2 Le 21 mars 2019, la requérante a formé une opposition contre la demande, sur la base de l’article 8, paragraphe 1, point b), du RMUE et de sa marque Benelux no 1 004 210
enregistrée le 13 janvier 2017 pour les produits et services suivants:
Classe 9 — Cartes de crédit électroniques et numériques, chèques-cadeaux, cartes de réduction et d’épargne, téléchargeables ou stockées sur des supports; cartes munies d’une bande magnétique, d’une puce ou d’une autre installation intégrée pour le stockage et le traitement de données, y compris cartes de crédit, cartes à puce, cartes cadeaux, réduction et cartes d’épargne; logiciels d’applications (applications) dans le domaine des cartes cadeaux, des réduction et des cartes d’épargne;
Classe 16 — Papier, carton et produits en ces matières, à savoir chèques-cadeaux, bons, bons de réduction, cartes de réduction et cartes d’épargne; produits de l’imprimerie, y compris livres, magazines, journaux, brochures, bons cadeaux, réduction et cartes d’épargne; matières plastiques pour l’emballage, non comprises dans d’autres classes; photos; matériel pédagogique et matériel didactique (à l’exclusion des appareils);
Classe 35 — Organisation et supervision d’activités promotionnelles visant à encourager la promotion des ventes par le biais de programmes de fidélité; services de vente au détail de chèques-cadeaux, réduction et cartes d’épargne; médiation commerciale en vue de l’achat et de la vente de produits, y compris des bons cadeaux et des cartes de réduction et d’épargne;
Classe 36 — Emission de cartes de crédit, de bons, de bons cadeaux, de cartes de réduction et d’épargne; offrir la possibilité d’économiser en tant qu’incitation à promouvoir les ventes; transferts, transactions et services de paiement financiers.
3
3 Par décision du 8 mai 2020 (ci-après la «décision attaquée»), la division d’opposition a rejeté l’opposition dans son intégralité et a condamné la requérante aux dépens. Pour des raisons d’économie de procédure, elle a supposé que les produits et services en conflit étaient identiques et a considéré que, pour le public pertinent (le grand public et les professionnels dans les pays du Benelux), fait preuve d’un niveau d’attention moyen à supérieur à la moyenne pour les produits et services en cause. Même pour des produits et services identiques, compte tenu du faible caractère distinctif de la marque antérieure et du fait que le mot anglais de base «cadeau» serait compris dans le territoire pertinent comme un élément non distinctif indiquant que les produits et services concernés présentent une présence à quelqu’un, les différences entre les signes (qui n’ont été jugées similaires qu’à un faible degré sur les plans visuel, phonétique et conceptuel) étaient suffisantes pour éviter tout risque de confusion au titre de l’article 8, paragraphe 1, point b), du RMUE. Le chevauchement immédiatement perceptible entre les signes se limitait au mot «cadeau», qui ne serait pas perçu comme une indication de l’origine commerciale par le public pertinent.

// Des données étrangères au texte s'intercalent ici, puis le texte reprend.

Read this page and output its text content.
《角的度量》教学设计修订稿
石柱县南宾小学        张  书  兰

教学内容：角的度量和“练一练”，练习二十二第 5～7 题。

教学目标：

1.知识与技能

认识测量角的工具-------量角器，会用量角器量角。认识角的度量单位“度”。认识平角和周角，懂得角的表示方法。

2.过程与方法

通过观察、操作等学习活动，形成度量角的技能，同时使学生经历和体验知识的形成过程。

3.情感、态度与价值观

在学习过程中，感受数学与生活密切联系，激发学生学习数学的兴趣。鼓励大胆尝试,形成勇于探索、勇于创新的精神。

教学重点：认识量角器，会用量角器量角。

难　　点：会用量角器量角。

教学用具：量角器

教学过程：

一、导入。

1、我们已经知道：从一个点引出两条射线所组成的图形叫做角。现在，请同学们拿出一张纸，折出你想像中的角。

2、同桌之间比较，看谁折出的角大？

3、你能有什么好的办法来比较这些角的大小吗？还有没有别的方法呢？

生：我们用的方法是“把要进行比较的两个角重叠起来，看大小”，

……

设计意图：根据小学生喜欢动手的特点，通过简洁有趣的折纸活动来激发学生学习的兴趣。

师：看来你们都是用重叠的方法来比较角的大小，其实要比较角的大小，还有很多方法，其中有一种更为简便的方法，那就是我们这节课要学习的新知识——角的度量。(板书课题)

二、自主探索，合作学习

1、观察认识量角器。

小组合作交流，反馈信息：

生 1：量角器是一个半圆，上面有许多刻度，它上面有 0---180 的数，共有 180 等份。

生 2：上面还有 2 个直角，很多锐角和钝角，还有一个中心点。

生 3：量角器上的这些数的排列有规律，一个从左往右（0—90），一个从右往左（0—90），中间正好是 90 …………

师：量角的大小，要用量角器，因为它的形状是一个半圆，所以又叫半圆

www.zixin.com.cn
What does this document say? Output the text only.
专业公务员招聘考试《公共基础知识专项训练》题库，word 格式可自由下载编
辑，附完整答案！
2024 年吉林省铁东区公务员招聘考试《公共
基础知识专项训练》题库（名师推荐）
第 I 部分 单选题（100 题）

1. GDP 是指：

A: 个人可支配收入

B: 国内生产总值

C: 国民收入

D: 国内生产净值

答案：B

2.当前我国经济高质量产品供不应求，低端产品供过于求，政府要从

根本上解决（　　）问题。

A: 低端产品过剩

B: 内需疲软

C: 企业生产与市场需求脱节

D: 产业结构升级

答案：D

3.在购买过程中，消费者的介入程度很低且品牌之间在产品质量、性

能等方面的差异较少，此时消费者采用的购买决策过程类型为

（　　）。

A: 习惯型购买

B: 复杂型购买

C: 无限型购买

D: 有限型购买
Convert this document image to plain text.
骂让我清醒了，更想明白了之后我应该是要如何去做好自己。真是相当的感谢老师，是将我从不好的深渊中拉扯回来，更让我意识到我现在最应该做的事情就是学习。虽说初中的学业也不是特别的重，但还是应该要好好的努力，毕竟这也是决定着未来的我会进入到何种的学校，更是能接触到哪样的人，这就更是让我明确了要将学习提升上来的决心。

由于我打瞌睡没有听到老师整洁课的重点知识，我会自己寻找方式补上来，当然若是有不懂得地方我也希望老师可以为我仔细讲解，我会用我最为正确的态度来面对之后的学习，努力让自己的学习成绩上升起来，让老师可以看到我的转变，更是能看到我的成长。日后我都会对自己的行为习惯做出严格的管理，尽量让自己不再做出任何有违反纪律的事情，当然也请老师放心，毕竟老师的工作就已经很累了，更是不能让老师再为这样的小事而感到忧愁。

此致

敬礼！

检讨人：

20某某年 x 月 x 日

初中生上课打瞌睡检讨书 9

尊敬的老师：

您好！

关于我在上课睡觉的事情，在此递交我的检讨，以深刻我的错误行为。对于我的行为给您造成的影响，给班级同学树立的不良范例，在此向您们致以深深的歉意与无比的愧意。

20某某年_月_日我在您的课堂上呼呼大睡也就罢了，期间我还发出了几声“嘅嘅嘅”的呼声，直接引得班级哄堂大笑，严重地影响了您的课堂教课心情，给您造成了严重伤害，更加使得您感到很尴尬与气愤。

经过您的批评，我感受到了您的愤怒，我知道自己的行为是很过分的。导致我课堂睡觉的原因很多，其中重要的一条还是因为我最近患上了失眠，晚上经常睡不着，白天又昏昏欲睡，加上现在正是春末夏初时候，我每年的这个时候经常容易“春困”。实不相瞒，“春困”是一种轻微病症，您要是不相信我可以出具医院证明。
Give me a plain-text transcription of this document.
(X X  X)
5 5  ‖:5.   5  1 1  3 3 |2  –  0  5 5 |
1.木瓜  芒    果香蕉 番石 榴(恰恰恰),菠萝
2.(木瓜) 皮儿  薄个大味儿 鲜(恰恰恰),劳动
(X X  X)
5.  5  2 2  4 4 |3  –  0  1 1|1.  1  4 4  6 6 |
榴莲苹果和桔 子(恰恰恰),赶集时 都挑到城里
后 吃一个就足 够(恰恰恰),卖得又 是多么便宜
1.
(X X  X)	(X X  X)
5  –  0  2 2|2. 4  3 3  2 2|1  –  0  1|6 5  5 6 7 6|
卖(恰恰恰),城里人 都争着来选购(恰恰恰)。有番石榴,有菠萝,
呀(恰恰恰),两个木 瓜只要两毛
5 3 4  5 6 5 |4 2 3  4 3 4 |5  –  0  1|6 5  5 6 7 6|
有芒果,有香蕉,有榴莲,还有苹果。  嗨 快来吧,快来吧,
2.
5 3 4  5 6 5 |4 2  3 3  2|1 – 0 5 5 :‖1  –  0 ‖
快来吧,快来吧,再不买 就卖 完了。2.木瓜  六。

Moyens et arguments des parties
4 La requérante a formé un recours contre la décision attaquée dans son intégralité, dûment suivi du mémoire exposant les motifs du recours. Elle demande à la chambre de recours d’annuler la décision attaquée, d’accueillir l’opposition et de rejeter la demande contestée dans son intégralité.
5 Elle convient que les produits et services en conflit sont identiques ou similaires, mais fait tout d’abord valoir que le niveau d’attention du public pertinent pour les services contestés compris dans la classe 36, qui n’ont pas d’incidence financière significative, ne sera pas élevé, étant donné que les bons et les cartes cadeaux sont des produits de consommation courante et que, par conséquent, les consommateurs ne prêteront pas beaucoup d’attention. Dès lors, leur niveau d’attention sera moyen et non élevé.
6 Deuxièmement, elle affirme que l’impression d’ensemble produite par les signes en conflit est très similaire parce que, sur le plan visuel, ils sont tous deux fortement marqués par une combinaison d’éléments colorés noirs (bleu/fuchsia électrique), de telles couleurs lashantes attirant l’attention du public, de sorte qu’ils présentent un degré élevé de similitude visuelle. Sur le plan conceptuel, les signes seront compris comme signifiant «cadeau pour vous» et «cadeau pour un», qui est presque identique. La similitude est d’autant plus grande que la différence minime se trouve à la fin de chaque signe.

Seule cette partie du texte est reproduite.